Pentagon leaders worried that, depending on how DARPA may absorb the SCO, its connection to regional military leaders would be severed. Officials are now working through how combatant commanders could choose specific experiments and capabilities they’d like to partner on with the SCO, as well as how to keep those efforts’ funding intact.
“Whether or not it resides under DARPA or under R&D as an independent organization is an interesting organizational argument,” Selva said. “I don't actually want to engage in that argument. What I want to make sure of is that the relatively modest funding stream that's allowed SCO to do some very, very compelling experiments continues, and that it is the combatant commanders that will have access to that funding stream to solve problems they believe exist.”
Lawmakers are looking to protect the office as well. The House and Senate Armed Services Committees both included provisions in their 2020 defense policy bills blocking DOD from transferring the SCO to another part of the department until it offers Congress a plan for doing so and assesses the move’s impact on troops.
Despite national leaders’ defense of the office, questions remain about its efficiency and purpose. House defense authorizers suggested shutting down the office in the 2019 National Defense Authorization Act, and told DOD to report back on the feasibility of eliminating the office. Senate defense authorizers also want to yank $50 million from underperforming SCO initiatives next year.
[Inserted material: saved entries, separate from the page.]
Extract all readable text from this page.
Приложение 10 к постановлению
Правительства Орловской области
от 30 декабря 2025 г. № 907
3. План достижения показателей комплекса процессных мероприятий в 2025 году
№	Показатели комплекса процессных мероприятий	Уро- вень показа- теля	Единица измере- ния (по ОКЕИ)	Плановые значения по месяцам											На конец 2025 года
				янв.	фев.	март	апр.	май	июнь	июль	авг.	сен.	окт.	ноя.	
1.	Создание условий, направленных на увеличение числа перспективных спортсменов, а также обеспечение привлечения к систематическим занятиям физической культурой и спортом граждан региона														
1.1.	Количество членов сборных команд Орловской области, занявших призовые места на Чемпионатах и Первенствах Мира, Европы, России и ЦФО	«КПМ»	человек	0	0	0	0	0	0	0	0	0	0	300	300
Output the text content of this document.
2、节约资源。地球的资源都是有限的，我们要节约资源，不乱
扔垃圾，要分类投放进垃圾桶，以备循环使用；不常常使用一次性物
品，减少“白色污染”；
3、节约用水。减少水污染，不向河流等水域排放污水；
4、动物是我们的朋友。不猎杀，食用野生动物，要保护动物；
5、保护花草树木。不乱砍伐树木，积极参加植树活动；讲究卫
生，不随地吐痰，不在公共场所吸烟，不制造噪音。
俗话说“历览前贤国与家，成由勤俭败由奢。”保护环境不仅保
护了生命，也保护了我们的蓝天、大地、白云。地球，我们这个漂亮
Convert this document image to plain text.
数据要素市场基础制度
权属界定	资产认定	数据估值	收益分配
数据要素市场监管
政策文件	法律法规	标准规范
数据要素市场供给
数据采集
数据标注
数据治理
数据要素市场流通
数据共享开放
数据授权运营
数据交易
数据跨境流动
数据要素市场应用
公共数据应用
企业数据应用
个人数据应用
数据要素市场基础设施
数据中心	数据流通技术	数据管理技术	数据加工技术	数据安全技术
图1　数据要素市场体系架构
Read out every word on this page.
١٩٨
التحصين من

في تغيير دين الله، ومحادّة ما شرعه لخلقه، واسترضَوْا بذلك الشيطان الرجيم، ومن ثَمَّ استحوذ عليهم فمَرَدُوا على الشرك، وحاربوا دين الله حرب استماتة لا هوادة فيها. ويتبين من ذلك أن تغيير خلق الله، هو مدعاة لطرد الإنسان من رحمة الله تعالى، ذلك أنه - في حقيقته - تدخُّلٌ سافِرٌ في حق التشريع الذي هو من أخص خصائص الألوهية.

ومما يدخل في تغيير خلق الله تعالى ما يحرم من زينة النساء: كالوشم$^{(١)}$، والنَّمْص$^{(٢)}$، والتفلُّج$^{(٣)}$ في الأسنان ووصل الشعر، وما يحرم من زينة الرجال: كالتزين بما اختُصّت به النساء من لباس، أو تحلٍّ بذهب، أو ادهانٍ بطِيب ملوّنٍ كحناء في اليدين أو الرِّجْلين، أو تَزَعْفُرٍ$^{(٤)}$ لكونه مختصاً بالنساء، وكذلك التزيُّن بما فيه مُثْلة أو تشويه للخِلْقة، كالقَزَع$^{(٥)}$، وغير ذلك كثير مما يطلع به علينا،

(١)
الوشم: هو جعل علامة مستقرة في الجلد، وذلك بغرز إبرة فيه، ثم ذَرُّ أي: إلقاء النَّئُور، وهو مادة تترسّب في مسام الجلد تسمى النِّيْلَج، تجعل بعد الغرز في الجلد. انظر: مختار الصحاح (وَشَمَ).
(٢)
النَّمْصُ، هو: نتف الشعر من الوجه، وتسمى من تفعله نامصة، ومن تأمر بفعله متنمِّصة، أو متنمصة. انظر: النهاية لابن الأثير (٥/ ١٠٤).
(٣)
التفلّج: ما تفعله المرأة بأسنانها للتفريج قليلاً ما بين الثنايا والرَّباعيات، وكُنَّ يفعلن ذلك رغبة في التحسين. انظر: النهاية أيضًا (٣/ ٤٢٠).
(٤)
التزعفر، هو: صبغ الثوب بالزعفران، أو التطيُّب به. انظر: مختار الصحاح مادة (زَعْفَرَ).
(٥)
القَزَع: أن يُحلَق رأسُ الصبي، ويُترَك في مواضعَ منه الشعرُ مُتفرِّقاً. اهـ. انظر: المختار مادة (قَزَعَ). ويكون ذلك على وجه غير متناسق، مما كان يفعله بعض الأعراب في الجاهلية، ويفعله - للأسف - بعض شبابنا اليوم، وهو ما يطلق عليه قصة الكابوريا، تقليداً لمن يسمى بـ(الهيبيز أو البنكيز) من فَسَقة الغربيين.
“The committee notes that the Strategic Capabilities Office was established to support rapid development, prototyping, and deployment of operational capabilities to meet emerging threats in the US Indo-Pacific area of responsibility,” SASC said in a legislative report. “Since then, the SCO has drifted from its original purpose and has seen significant budget growth not commensurate with its transition success and has undertaken projects with questionable technical merit and operational utility.”